Tout cela peut être très banal ou très enrichissant… selon la manière de comprendre ce qu’est un processus et donc d’agir.
Le processus désigne une évolution, un changement, une transformation, et la manière dont celle-ci s’ordonne, s’organise, c’est-à-dire les phases par lesquelles elle passe. Mais le regard et les pratiques changent suivant que l’on priorise le point de départ de l’évolution ou au contraire le point d’arrivée que l’on en attend. Dans le premier cas il s’agit surtout de connaître, comprendre et aider la confrontation entre les potentialités et les limitations. Dans le second cas on a tendance à vouloir tout organiser, tout ordonner pour s’assurer d’atteindre le but, mieux encore: l’idéal.

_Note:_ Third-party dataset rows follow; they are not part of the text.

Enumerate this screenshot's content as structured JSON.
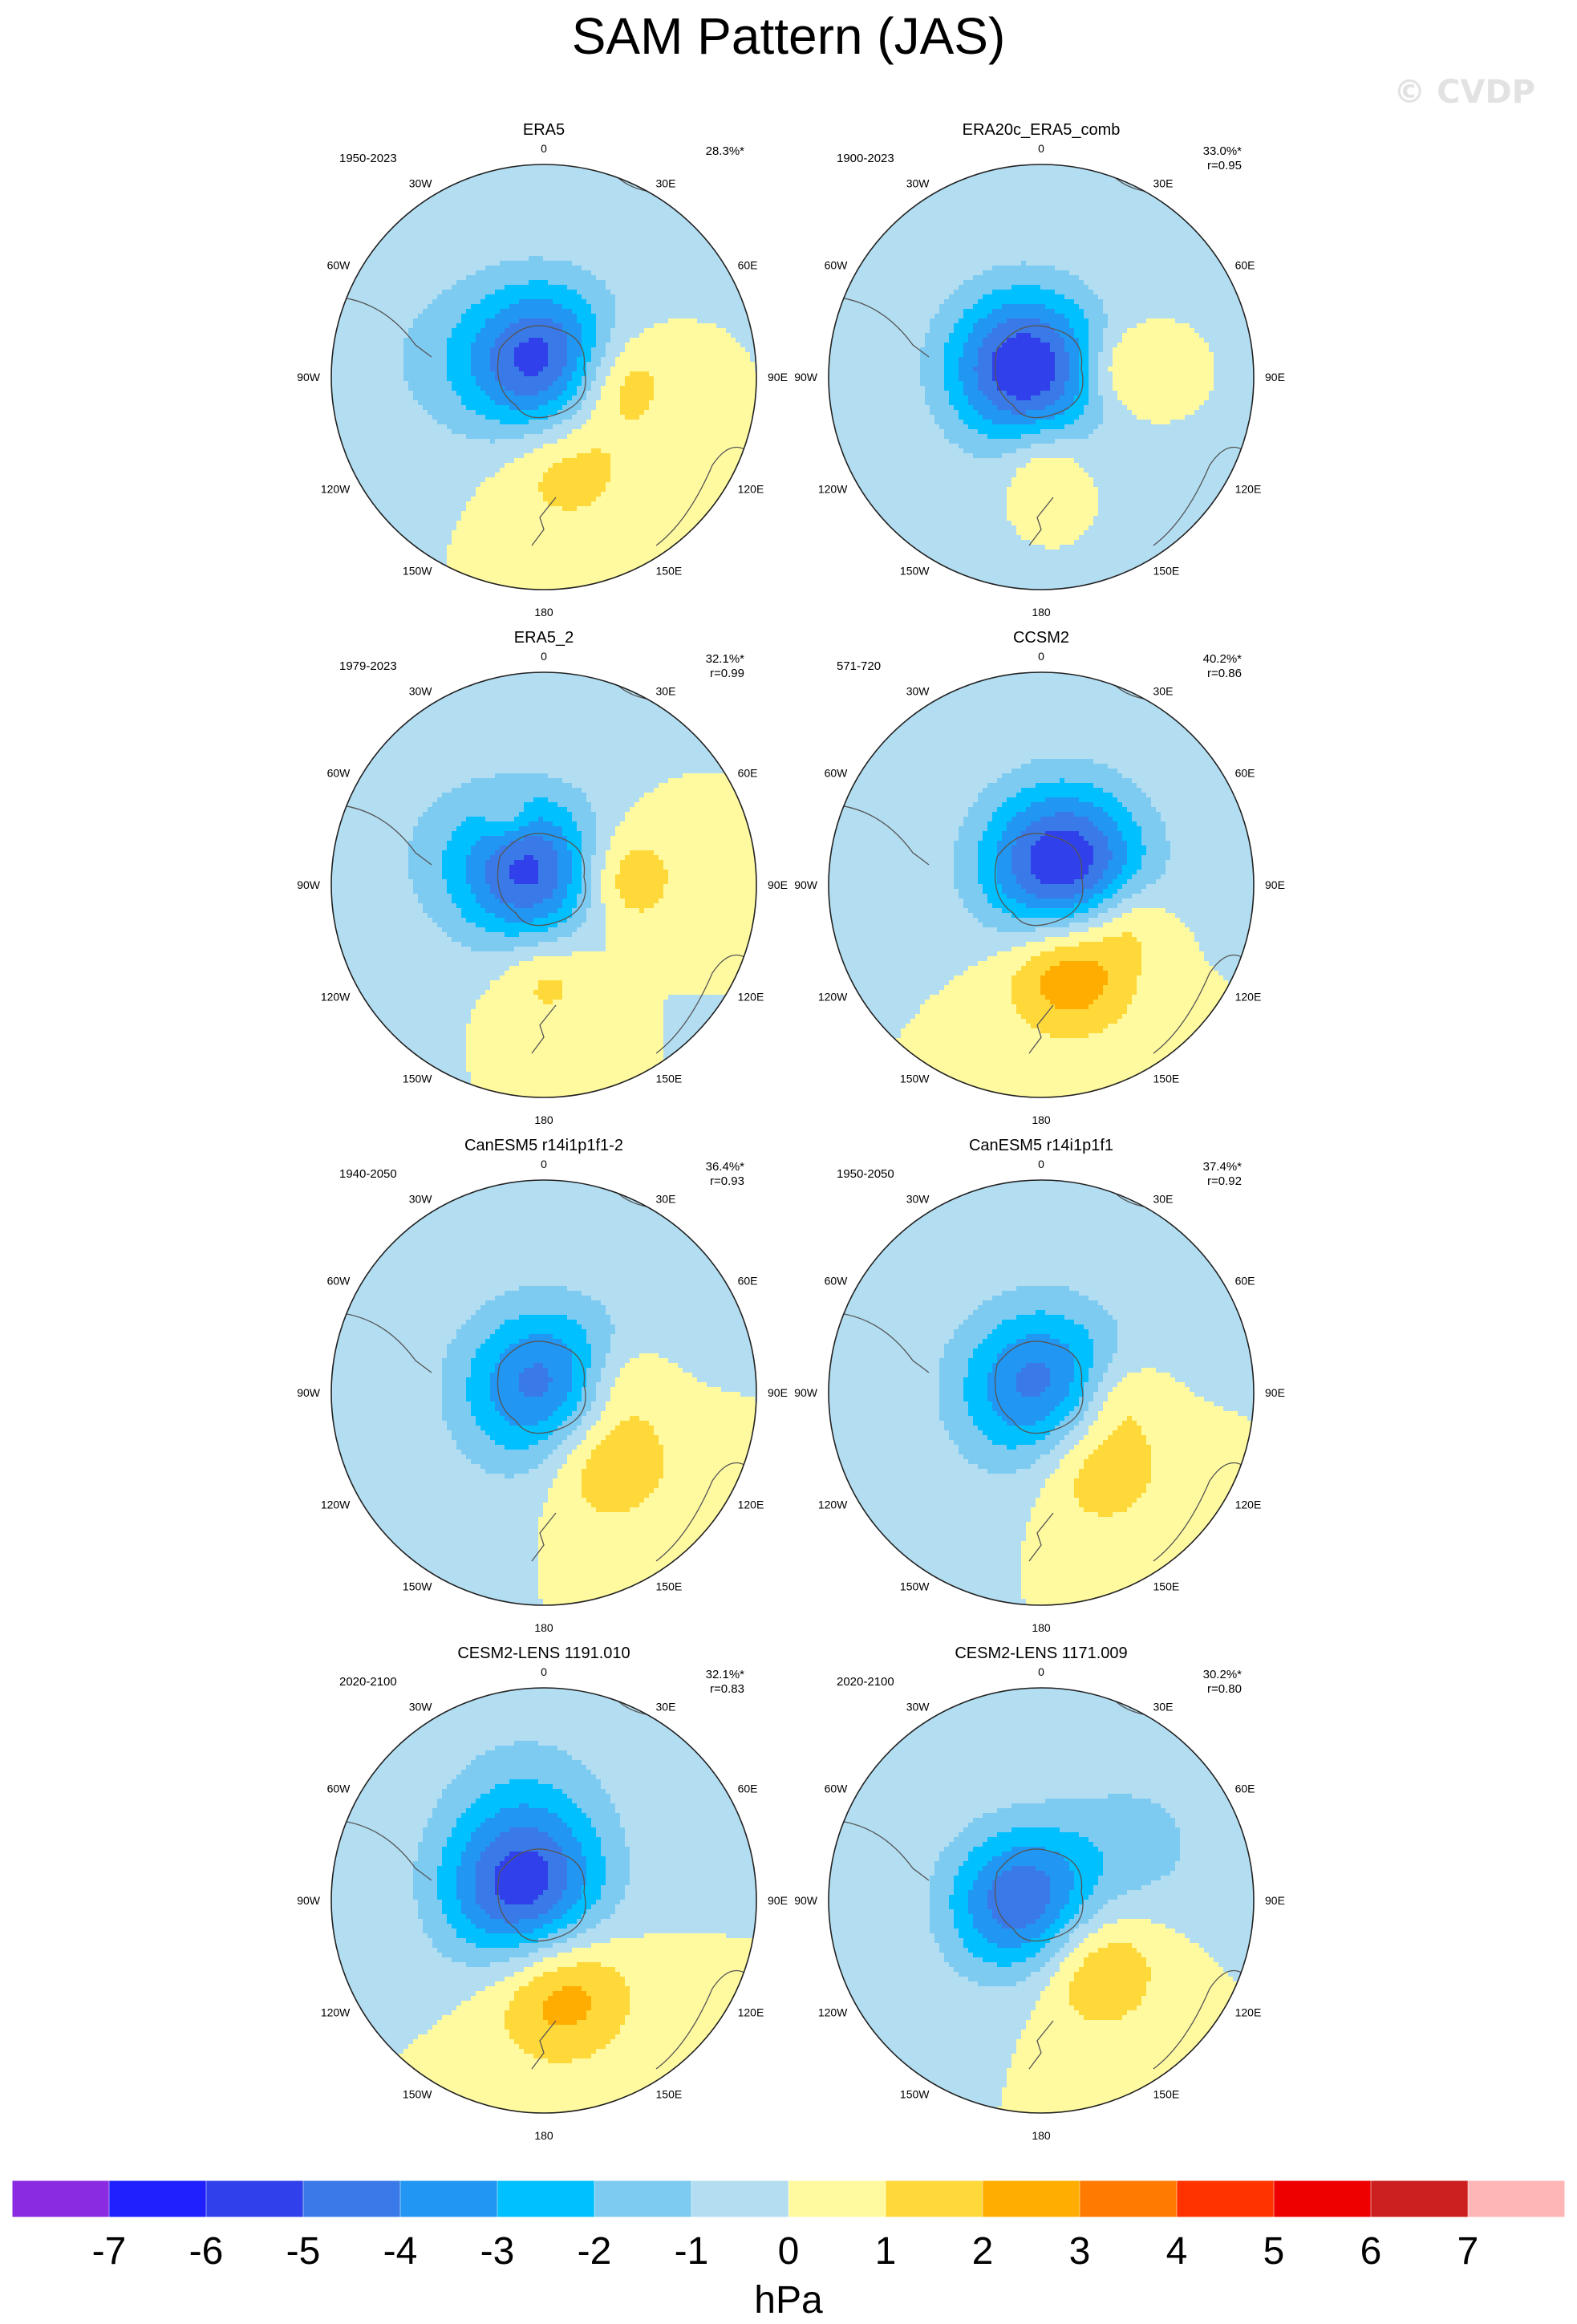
{
  "title": "SAM Pattern (JAS)",
  "watermark": "© CVDP",
  "chart_data": {
    "type": "polar-contour-map-grid",
    "projection": "south polar stereographic",
    "colorbar": {
      "units": "hPa",
      "levels": [
        -7,
        -6,
        -5,
        -4,
        -3,
        -2,
        -1,
        0,
        1,
        2,
        3,
        4,
        5,
        6,
        7
      ],
      "colors": [
        "#8a2be2",
        "#2020ff",
        "#3040ea",
        "#3a7ae8",
        "#2196f3",
        "#00c0ff",
        "#7ecbf2",
        "#b3def2",
        "#fffaa0",
        "#ffd83a",
        "#ffad00",
        "#ff7a00",
        "#ff3300",
        "#ee0000",
        "#cc2020",
        "#ffb6b6"
      ]
    },
    "lon_labels": {
      "top": "0",
      "tr": "30E",
      "rt": "60E",
      "right": "90E",
      "rb": "120E",
      "br": "150E",
      "bottom": "180",
      "bl": "150W",
      "lb": "120W",
      "left": "90W",
      "lt": "60W",
      "tl": "30W"
    },
    "panels": [
      {
        "name": "ERA5",
        "period": "1950-2023",
        "pct": "28.3%*",
        "r": "",
        "fields": [
          {
            "lon": 0,
            "lat": -82,
            "amp": -5.5,
            "sig": 0.26
          },
          {
            "lon": 92,
            "lat": -52,
            "amp": 2.6,
            "sig": 0.18
          },
          {
            "lon": 165,
            "lat": -46,
            "amp": 2.0,
            "sig": 0.22
          },
          {
            "lon": 280,
            "lat": -35,
            "amp": -0.9,
            "sig": 0.3
          }
        ]
      },
      {
        "name": "ERA20c_ERA5_comb",
        "period": "1900-2023",
        "pct": "33.0%*",
        "r": "r=0.95",
        "fields": [
          {
            "lon": 300,
            "lat": -80,
            "amp": -6.0,
            "sig": 0.26
          },
          {
            "lon": 85,
            "lat": -48,
            "amp": 2.0,
            "sig": 0.14
          },
          {
            "lon": 178,
            "lat": -46,
            "amp": 1.6,
            "sig": 0.14
          }
        ]
      },
      {
        "name": "ERA5_2",
        "period": "1979-2023",
        "pct": "32.1%*",
        "r": "r=0.99",
        "fields": [
          {
            "lon": 320,
            "lat": -82,
            "amp": -5.0,
            "sig": 0.25
          },
          {
            "lon": 85,
            "lat": -50,
            "amp": 2.5,
            "sig": 0.18
          },
          {
            "lon": 178,
            "lat": -44,
            "amp": 1.7,
            "sig": 0.17
          },
          {
            "lon": 290,
            "lat": -40,
            "amp": -0.9,
            "sig": 0.3
          },
          {
            "lon": 330,
            "lat": -50,
            "amp": 1.3,
            "sig": 0.08
          }
        ]
      },
      {
        "name": "CCSM2",
        "period": "571-720",
        "pct": "40.2%*",
        "r": "r=0.86",
        "fields": [
          {
            "lon": 50,
            "lat": -75,
            "amp": -6.2,
            "sig": 0.27
          },
          {
            "lon": 160,
            "lat": -46,
            "amp": 3.6,
            "sig": 0.22
          },
          {
            "lon": 110,
            "lat": -42,
            "amp": 1.5,
            "sig": 0.14
          }
        ]
      },
      {
        "name": "CanESM5 r14i1p1f1-2",
        "period": "1940-2050",
        "pct": "36.4%*",
        "r": "r=0.93",
        "fields": [
          {
            "lon": 0,
            "lat": -88,
            "amp": -4.6,
            "sig": 0.28
          },
          {
            "lon": 135,
            "lat": -46,
            "amp": 2.9,
            "sig": 0.22
          },
          {
            "lon": 80,
            "lat": -50,
            "amp": 1.4,
            "sig": 0.14
          }
        ]
      },
      {
        "name": "CanESM5 r14i1p1f1",
        "period": "1950-2050",
        "pct": "37.4%*",
        "r": "r=0.92",
        "fields": [
          {
            "lon": 0,
            "lat": -88,
            "amp": -4.6,
            "sig": 0.28
          },
          {
            "lon": 140,
            "lat": -46,
            "amp": 2.7,
            "sig": 0.22
          },
          {
            "lon": 90,
            "lat": -50,
            "amp": 1.4,
            "sig": 0.14
          }
        ]
      },
      {
        "name": "CESM2-LENS 1191.010",
        "period": "2020-2100",
        "pct": "32.1%*",
        "r": "r=0.83",
        "fields": [
          {
            "lon": 290,
            "lat": -78,
            "amp": -5.4,
            "sig": 0.27
          },
          {
            "lon": 170,
            "lat": -45,
            "amp": 3.1,
            "sig": 0.24
          },
          {
            "lon": 350,
            "lat": -40,
            "amp": -1.3,
            "sig": 0.3
          }
        ]
      },
      {
        "name": "CESM2-LENS 1171.009",
        "period": "2020-2100",
        "pct": "30.2%*",
        "r": "r=0.80",
        "fields": [
          {
            "lon": 260,
            "lat": -80,
            "amp": -5.0,
            "sig": 0.25
          },
          {
            "lon": 140,
            "lat": -48,
            "amp": 2.6,
            "sig": 0.22
          },
          {
            "lon": 60,
            "lat": -35,
            "amp": -1.3,
            "sig": 0.28
          }
        ]
      }
    ]
  }
}
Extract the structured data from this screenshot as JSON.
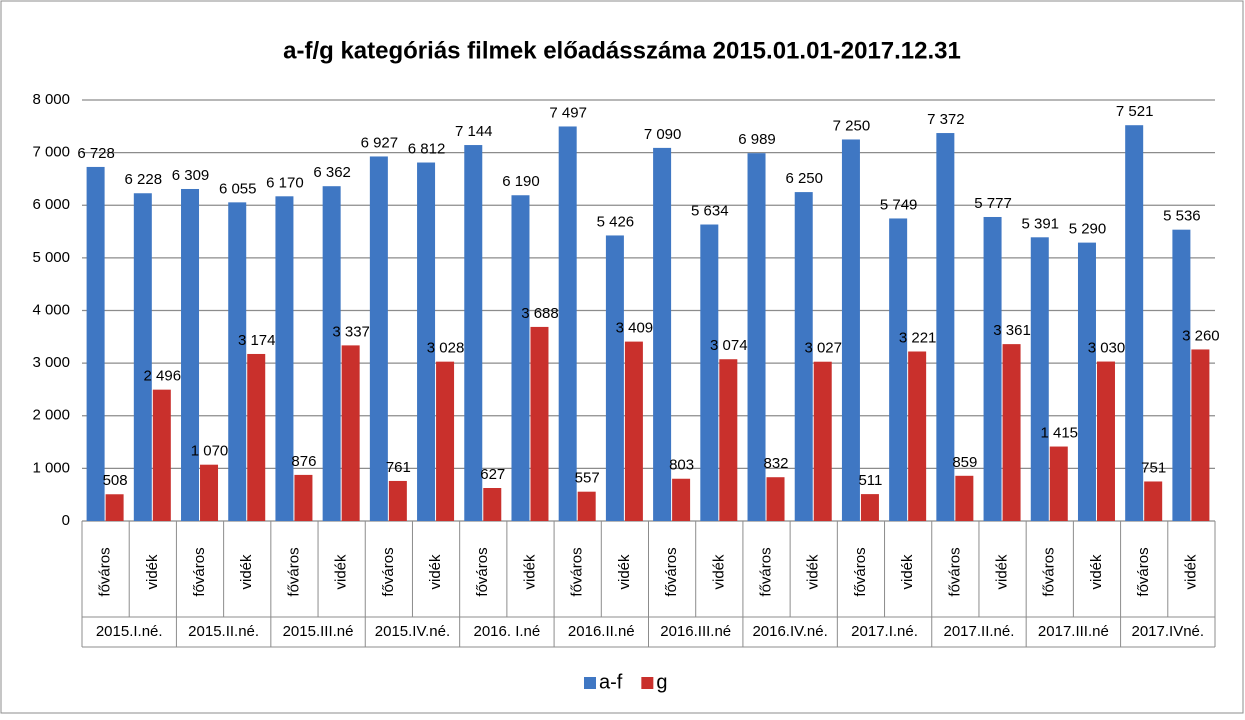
{
  "chart_data": {
    "type": "bar",
    "title": "a-f/g kategóriás filmek előadásszáma 2015.01.01-2017.12.31",
    "categories": [
      "főváros",
      "vidék",
      "főváros",
      "vidék",
      "főváros",
      "vidék",
      "főváros",
      "vidék",
      "főváros",
      "vidék",
      "főváros",
      "vidék",
      "főváros",
      "vidék",
      "főváros",
      "vidék",
      "főváros",
      "vidék",
      "főváros",
      "vidék",
      "főváros",
      "vidék",
      "főváros",
      "vidék"
    ],
    "groups": [
      "2015.I.né.",
      "2015.II.né.",
      "2015.III.né",
      "2015.IV.né.",
      "2016. I.né",
      "2016.II.né",
      "2016.III.né",
      "2016.IV.né.",
      "2017.I.né.",
      "2017.II.né.",
      "2017.III.né",
      "2017.IVné."
    ],
    "series": [
      {
        "name": "a-f",
        "color": "#3f77c3",
        "values": [
          6728,
          6228,
          6309,
          6055,
          6170,
          6362,
          6927,
          6812,
          7144,
          6190,
          7497,
          5426,
          7090,
          5634,
          6989,
          6250,
          7250,
          5749,
          7372,
          5777,
          5391,
          5290,
          7521,
          5536
        ],
        "value_labels": [
          "6 728",
          "6 228",
          "6 309",
          "6 055",
          "6 170",
          "6 362",
          "6 927",
          "6 812",
          "7 144",
          "6 190",
          "7 497",
          "5 426",
          "7 090",
          "5 634",
          "6 989",
          "6 250",
          "7 250",
          "5 749",
          "7 372",
          "5 777",
          "5 391",
          "5 290",
          "7 521",
          "5 536"
        ]
      },
      {
        "name": "g",
        "color": "#c9302c",
        "values": [
          508,
          2496,
          1070,
          3174,
          876,
          3337,
          761,
          3028,
          627,
          3688,
          557,
          3409,
          803,
          3074,
          832,
          3027,
          511,
          3221,
          859,
          3361,
          1415,
          3030,
          751,
          3260
        ],
        "value_labels": [
          "508",
          "2 496",
          "1 070",
          "3 174",
          "876",
          "3 337",
          "761",
          "3 028",
          "627",
          "3 688",
          "557",
          "3 409",
          "803",
          "3 074",
          "832",
          "3 027",
          "511",
          "3 221",
          "859",
          "3 361",
          "1 415",
          "3 030",
          "751",
          "3 260"
        ]
      }
    ],
    "ylim": [
      0,
      8000
    ],
    "yticks": [
      0,
      {
        "value": 1000,
        "label": "1 000"
      },
      {
        "value": 2000,
        "label": "2 000"
      },
      {
        "value": 3000,
        "label": "3 000"
      },
      {
        "value": 4000,
        "label": "4 000"
      },
      {
        "value": 5000,
        "label": "5 000"
      },
      {
        "value": 6000,
        "label": "6 000"
      },
      {
        "value": 7000,
        "label": "7 000"
      },
      {
        "value": 8000,
        "label": "8 000"
      }
    ],
    "grid": true,
    "legend": "bottom"
  }
}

Entre ces deux extrêmes, la capitalisation va et vient au rythme des besoins, des personnes, des moments.
Dans nos pratiques de capitalisation nous avons surtout cherché à appuyer des processus plus qu’à les structurer en phases rigides, car on ne transforme pas l’expérience en connaissance comme on fabrique une voiture. Il ne s’agit donc pas de tirer à présent de ces pratiques des normes sur la marche à suivre mais plutôt des références sur un certain nombre de composantes qui ont tendance à s’ordonner dans le temps mais sans que cela soit impératif.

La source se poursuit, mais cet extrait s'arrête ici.